Serenity, the MAD Librarian aka Lie-brarian, served me some Southern grit, charm, hope and tough as knuckles personality in this book.
When the library runs out of funds and Serenity, the Head Librarian, is on the verge of giving up, she stumbles upon some residual account with all the money she could need to keep the library doors open and she takes it. She thinks, why not rip off the same city that has been ripping her off for years and it’s all about the books and keeping her doors open to everyone.
I was drawn to this book by the title. I love books and librarians are the most resourceful people I know and to have one that’s “MAD”, well, that was reason enough to pique my interest.
I loved the bookish references and how there were opposing forces for Serenity from the beginning.

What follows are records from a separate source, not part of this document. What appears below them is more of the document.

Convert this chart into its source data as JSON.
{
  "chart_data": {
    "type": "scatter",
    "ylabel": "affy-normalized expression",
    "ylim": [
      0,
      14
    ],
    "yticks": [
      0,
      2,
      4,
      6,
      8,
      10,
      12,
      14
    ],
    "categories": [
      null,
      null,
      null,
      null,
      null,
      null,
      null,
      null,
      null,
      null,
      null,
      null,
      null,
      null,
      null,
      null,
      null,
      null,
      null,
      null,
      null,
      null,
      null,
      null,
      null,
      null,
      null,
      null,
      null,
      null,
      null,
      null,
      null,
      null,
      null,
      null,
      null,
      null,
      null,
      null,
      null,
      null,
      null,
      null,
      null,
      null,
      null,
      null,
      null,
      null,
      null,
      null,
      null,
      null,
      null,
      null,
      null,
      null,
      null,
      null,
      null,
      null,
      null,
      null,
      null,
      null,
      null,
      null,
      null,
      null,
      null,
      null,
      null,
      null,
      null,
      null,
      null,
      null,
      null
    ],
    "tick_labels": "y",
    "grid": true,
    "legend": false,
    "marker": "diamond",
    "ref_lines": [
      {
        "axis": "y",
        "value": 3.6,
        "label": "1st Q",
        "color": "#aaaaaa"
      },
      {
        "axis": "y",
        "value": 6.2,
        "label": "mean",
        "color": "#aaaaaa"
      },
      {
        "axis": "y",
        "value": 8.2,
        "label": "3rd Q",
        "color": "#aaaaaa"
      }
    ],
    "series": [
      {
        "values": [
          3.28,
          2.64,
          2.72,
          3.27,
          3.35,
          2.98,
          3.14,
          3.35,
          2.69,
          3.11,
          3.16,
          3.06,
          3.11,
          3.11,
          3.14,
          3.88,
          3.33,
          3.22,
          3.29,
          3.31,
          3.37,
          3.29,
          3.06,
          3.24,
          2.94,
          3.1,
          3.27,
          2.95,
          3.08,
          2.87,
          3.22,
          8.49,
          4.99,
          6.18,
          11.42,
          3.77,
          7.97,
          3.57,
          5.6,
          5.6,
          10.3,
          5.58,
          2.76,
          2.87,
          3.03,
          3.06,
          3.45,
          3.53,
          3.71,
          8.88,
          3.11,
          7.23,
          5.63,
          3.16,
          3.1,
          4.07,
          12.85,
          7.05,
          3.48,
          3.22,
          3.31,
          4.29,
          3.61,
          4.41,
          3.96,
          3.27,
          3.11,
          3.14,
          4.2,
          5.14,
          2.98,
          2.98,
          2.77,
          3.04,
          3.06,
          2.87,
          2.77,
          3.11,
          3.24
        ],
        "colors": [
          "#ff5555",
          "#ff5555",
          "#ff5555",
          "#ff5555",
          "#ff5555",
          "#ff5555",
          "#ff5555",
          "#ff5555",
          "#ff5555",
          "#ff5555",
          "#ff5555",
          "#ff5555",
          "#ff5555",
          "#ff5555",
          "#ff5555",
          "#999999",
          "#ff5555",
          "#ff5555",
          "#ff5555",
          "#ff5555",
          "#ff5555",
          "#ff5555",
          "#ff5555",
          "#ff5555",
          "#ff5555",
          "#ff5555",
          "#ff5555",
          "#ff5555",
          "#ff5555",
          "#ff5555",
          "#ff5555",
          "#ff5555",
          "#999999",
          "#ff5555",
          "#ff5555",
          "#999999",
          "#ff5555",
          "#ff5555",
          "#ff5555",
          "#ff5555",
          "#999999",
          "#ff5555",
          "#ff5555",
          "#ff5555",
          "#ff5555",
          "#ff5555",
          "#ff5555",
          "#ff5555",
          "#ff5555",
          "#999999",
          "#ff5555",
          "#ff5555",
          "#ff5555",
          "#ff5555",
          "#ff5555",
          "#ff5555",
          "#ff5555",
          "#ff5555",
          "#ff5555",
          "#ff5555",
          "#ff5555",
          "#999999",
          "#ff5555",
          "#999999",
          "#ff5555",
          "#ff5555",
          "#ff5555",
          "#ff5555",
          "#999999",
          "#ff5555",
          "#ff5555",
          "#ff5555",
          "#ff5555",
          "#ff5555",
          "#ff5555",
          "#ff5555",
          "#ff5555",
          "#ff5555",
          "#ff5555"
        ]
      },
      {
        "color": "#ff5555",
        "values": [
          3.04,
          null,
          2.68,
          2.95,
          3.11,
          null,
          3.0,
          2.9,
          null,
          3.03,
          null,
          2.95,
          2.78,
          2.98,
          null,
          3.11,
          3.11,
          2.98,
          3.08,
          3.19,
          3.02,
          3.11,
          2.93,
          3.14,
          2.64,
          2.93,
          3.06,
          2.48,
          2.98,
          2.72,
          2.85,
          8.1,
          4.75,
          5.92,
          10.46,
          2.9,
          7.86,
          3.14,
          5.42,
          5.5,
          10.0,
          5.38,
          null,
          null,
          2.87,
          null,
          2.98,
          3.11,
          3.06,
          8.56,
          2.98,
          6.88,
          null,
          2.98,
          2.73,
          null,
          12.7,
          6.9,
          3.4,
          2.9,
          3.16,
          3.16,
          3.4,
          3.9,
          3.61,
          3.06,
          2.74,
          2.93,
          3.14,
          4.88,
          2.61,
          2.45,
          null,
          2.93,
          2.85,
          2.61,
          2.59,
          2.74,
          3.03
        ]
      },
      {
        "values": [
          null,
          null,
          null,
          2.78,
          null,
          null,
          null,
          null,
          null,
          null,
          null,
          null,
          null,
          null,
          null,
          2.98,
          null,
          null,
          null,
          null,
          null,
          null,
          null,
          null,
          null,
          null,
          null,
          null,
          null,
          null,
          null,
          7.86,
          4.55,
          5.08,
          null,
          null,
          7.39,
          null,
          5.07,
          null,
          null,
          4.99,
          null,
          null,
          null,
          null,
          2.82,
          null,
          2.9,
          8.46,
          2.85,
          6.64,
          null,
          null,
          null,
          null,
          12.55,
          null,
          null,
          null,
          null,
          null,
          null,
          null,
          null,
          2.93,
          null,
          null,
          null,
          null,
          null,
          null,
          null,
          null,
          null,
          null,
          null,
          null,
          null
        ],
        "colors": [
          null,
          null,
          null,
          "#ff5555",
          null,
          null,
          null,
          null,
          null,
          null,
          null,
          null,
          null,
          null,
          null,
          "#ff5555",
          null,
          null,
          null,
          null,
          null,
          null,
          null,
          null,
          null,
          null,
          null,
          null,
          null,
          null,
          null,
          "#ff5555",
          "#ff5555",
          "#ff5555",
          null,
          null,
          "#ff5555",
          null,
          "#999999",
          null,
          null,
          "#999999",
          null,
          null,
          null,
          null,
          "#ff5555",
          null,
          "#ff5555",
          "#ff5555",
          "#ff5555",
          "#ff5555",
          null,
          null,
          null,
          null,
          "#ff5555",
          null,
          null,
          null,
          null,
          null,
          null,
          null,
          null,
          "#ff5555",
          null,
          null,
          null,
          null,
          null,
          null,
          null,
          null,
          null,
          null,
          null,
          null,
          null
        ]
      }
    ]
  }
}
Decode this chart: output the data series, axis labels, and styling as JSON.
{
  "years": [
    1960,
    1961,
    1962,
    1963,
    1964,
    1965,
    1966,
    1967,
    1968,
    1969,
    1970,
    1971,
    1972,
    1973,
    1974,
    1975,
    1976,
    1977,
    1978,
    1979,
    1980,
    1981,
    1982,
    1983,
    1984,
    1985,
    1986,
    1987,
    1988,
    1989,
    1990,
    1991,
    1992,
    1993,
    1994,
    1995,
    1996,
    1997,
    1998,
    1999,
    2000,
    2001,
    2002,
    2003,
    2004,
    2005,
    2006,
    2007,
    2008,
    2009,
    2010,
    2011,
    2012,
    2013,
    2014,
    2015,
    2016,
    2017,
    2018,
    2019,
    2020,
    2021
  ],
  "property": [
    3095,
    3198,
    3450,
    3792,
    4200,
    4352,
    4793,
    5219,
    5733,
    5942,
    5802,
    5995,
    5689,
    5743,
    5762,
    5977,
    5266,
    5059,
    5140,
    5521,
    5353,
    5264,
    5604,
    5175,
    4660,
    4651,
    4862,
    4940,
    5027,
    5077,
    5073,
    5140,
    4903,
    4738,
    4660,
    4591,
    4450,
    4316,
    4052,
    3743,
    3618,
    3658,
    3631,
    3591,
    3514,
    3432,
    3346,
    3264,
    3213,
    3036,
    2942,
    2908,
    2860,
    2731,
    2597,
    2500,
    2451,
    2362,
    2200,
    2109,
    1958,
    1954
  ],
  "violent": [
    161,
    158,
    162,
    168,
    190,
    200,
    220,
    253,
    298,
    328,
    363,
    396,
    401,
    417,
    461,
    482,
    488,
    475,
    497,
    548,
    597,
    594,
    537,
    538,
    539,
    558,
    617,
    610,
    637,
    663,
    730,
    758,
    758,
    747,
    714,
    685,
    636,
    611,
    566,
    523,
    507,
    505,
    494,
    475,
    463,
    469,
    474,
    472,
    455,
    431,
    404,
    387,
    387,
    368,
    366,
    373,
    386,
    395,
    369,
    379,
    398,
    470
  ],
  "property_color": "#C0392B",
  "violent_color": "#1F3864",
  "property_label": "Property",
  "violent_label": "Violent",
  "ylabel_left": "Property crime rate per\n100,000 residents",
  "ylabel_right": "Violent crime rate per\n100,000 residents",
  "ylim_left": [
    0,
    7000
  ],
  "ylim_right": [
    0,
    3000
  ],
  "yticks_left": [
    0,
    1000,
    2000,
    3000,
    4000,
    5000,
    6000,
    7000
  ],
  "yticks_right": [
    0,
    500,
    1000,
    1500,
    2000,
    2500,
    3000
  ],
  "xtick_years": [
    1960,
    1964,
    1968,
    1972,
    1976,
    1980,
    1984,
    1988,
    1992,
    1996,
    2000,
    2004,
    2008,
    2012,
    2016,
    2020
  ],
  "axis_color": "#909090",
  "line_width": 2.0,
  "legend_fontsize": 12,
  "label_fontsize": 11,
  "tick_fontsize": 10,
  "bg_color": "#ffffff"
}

The sexism did piss me off, especially when the Mayor is keen on Serenity’s views on his interior decor and hat instead of talking about finances, partnership and keeping the library open. I also fumed when they wouldn’t give her time to air her views during the council meeting, that was just downright mean.
Serenity is all about books and it was quite nerve wrecking that she had a husband who lived by the book. Joe’s decision to stick by the law was the one thing that hurt more in this and in a way, I am grateful that the author was realistic because well, at some point it was clear that Serenity could not have her cake and eat it.
The pace was even in the first seven chapters and after that it felt like a drum rolling downhill. There was a part where Serenity was talking to Joe about fighting a losing battle that I found to be as honest as she could ever get in the book,
…Now that I’ve been in the normal world for twenty years and should be some kind of pillar for the community, it seems all I do is smile and pretend and take crap. Even that’s not enough anymore.
I’d recommend this book to anyone who’s mad about books. You’d agree with the author that public libraries do need funding and I’d be lying if I said that I find myself hurting just a bit more when I visit the public library here in Kisumu, Kenya.
Given the pace, the quirkiness of the characters and the unraveling of the plot, I’d say that my rating’s a 3.5 stars we should introduce that point five rating option.
I received an advanced readers copy from NetGalley in exchange for my honest review. It’s been a mad read and is there any way I could get to name a pet Faulkner?